June 9th, 2010 · 2 Comments

parastatic.jpg

I recently obtained a copy of Joscelyn Godwin’s book Athanasius Kircher’s Theatre of the World (Inner Traditions, 2009)I mention it here so that I can plug it: it’s a wonderful overview of the 17th century savant, studded with 400 examples of his charts, maps, inventions, and other illustrations.  There’s been somewhat of a Kircher revival recently; this trove will fuel it.

Here, for example, is Kircher’s Parastatic Microscope: a glass disc, painted with small images, mounted in a wooden case.  The disc rotates; the images are viewed through a lens.  As Godwin points out, it’s much like a modern slide viewer.  And it comes close to providing a moving picture: all it needs is a shutter (like a film projector), or slits broken up with blackness (like a zoetrope or phenakistascope) to separate sequential pictures and trigger the persistence of vision.

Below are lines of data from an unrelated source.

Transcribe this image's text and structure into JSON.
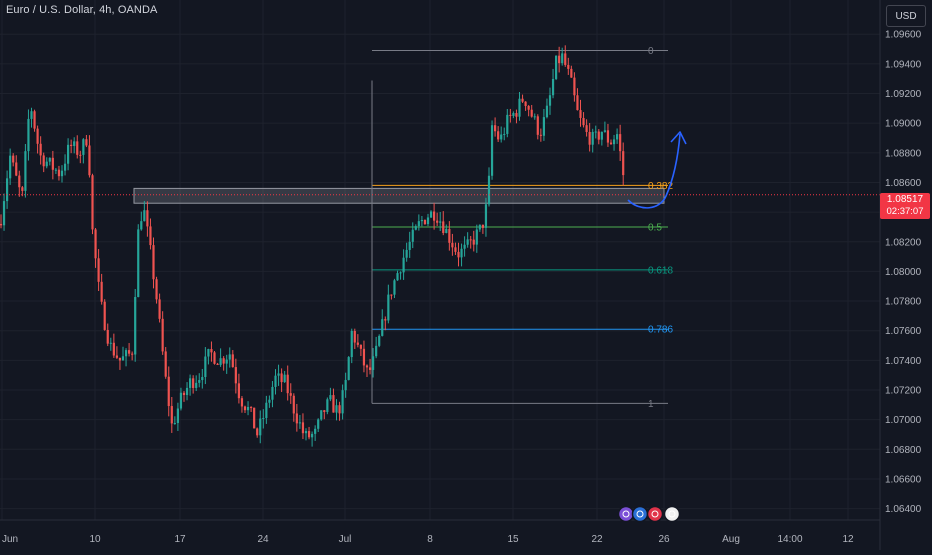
{
  "header": {
    "title": "Euro / U.S. Dollar, 4h, OANDA"
  },
  "currency_button": {
    "label": "USD"
  },
  "current_price": {
    "value": "1.08517",
    "countdown": "02:37:07",
    "price": 1.08517
  },
  "colors": {
    "background": "#131722",
    "bull": "#26a69a",
    "bear": "#ef5350",
    "fib_0": "#787b86",
    "fib_0382": "#f7a21b",
    "fib_05": "#4caf50",
    "fib_0618": "#089981",
    "fib_0786": "#2196f3",
    "fib_1": "#787b86",
    "arrow": "#2962ff",
    "price_line": "#f23645"
  },
  "chart_data": {
    "type": "candlestick",
    "ylim": [
      1.0635,
      1.0975
    ],
    "y_ticks": [
      "1.09600",
      "1.09400",
      "1.09200",
      "1.09000",
      "1.08800",
      "1.08600",
      "1.08400",
      "1.08200",
      "1.08000",
      "1.07800",
      "1.07600",
      "1.07400",
      "1.07200",
      "1.07000",
      "1.06800",
      "1.06600",
      "1.06400"
    ],
    "y_tick_values": [
      1.096,
      1.094,
      1.092,
      1.09,
      1.088,
      1.086,
      1.084,
      1.082,
      1.08,
      1.078,
      1.076,
      1.074,
      1.072,
      1.07,
      1.068,
      1.066,
      1.064
    ],
    "x_ticks": [
      {
        "label": "Jun",
        "index": 2
      },
      {
        "label": "10",
        "index": 95
      },
      {
        "label": "17",
        "index": 180
      },
      {
        "label": "24",
        "index": 263
      },
      {
        "label": "Jul",
        "index": 345
      },
      {
        "label": "8",
        "index": 430
      },
      {
        "label": "15",
        "index": 513
      },
      {
        "label": "22",
        "index": 597
      },
      {
        "label": "26",
        "index": 664
      },
      {
        "label": "Aug",
        "index": 731
      },
      {
        "label": "14:00",
        "index": 790
      },
      {
        "label": "12",
        "index": 848
      }
    ],
    "x_range": [
      0,
      932
    ],
    "fib_levels": [
      {
        "label": "0",
        "price": 1.0949,
        "color": "#787b86"
      },
      {
        "label": "0.382",
        "price": 1.0858,
        "color": "#f7a21b"
      },
      {
        "label": "0.5",
        "price": 1.083,
        "color": "#4caf50"
      },
      {
        "label": "0.618",
        "price": 1.0801,
        "color": "#089981"
      },
      {
        "label": "0.786",
        "price": 1.0761,
        "color": "#2196f3"
      },
      {
        "label": "1",
        "price": 1.0711,
        "color": "#787b86"
      }
    ],
    "fib_range": [
      372,
      668
    ],
    "support_zone": {
      "x_range": [
        134,
        664
      ],
      "price_top": 1.0856,
      "price_bottom": 1.0846
    },
    "anchors": [
      [
        0,
        1.0832
      ],
      [
        10,
        1.0878
      ],
      [
        22,
        1.0848
      ],
      [
        30,
        1.0915
      ],
      [
        40,
        1.0878
      ],
      [
        50,
        1.0872
      ],
      [
        60,
        1.0866
      ],
      [
        70,
        1.0885
      ],
      [
        80,
        1.088
      ],
      [
        88,
        1.0892
      ],
      [
        92,
        1.083
      ],
      [
        100,
        1.078
      ],
      [
        110,
        1.075
      ],
      [
        120,
        1.074
      ],
      [
        132,
        1.0745
      ],
      [
        138,
        1.0825
      ],
      [
        143,
        1.0845
      ],
      [
        150,
        1.0815
      ],
      [
        157,
        1.078
      ],
      [
        165,
        1.073
      ],
      [
        172,
        1.0695
      ],
      [
        180,
        1.0712
      ],
      [
        190,
        1.0725
      ],
      [
        200,
        1.073
      ],
      [
        210,
        1.0745
      ],
      [
        220,
        1.074
      ],
      [
        230,
        1.0745
      ],
      [
        240,
        1.0715
      ],
      [
        250,
        1.0705
      ],
      [
        257,
        1.069
      ],
      [
        265,
        1.0705
      ],
      [
        275,
        1.0728
      ],
      [
        285,
        1.0725
      ],
      [
        295,
        1.0705
      ],
      [
        305,
        1.0688
      ],
      [
        315,
        1.069
      ],
      [
        323,
        1.0705
      ],
      [
        330,
        1.0712
      ],
      [
        338,
        1.0705
      ],
      [
        345,
        1.072
      ],
      [
        352,
        1.076
      ],
      [
        360,
        1.0745
      ],
      [
        368,
        1.073
      ],
      [
        375,
        1.0742
      ],
      [
        383,
        1.0765
      ],
      [
        390,
        1.0785
      ],
      [
        398,
        1.08
      ],
      [
        405,
        1.0812
      ],
      [
        412,
        1.0822
      ],
      [
        420,
        1.0833
      ],
      [
        428,
        1.0838
      ],
      [
        435,
        1.084
      ],
      [
        442,
        1.0833
      ],
      [
        450,
        1.0822
      ],
      [
        458,
        1.0812
      ],
      [
        466,
        1.0815
      ],
      [
        474,
        1.0822
      ],
      [
        482,
        1.083
      ],
      [
        488,
        1.0848
      ],
      [
        492,
        1.0898
      ],
      [
        500,
        1.0888
      ],
      [
        508,
        1.0902
      ],
      [
        516,
        1.0908
      ],
      [
        524,
        1.0918
      ],
      [
        532,
        1.0905
      ],
      [
        540,
        1.0893
      ],
      [
        548,
        1.091
      ],
      [
        556,
        1.094
      ],
      [
        562,
        1.0945
      ],
      [
        570,
        1.093
      ],
      [
        578,
        1.0905
      ],
      [
        586,
        1.0893
      ],
      [
        594,
        1.0888
      ],
      [
        602,
        1.0895
      ],
      [
        610,
        1.0887
      ],
      [
        617,
        1.0893
      ],
      [
        622,
        1.0872
      ],
      [
        626,
        1.085
      ]
    ]
  }
}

(Posted by Doug Skinner)  

Tags: Diversions · Literature · Technology

2 responses so far ↓

  • 1 Angela // Jun 10, 2010 at 6:47 am

    genius! more Kircher please…is the Noah’s Ark plan an appropriate posting size? It sounds wonderful.

  • 2 Doug // Jun 10, 2010 at 2:03 pm

    Kircher did several elaborate diagrams of the Ark — but they’re huge; they wouldn’t even fit on my scanner!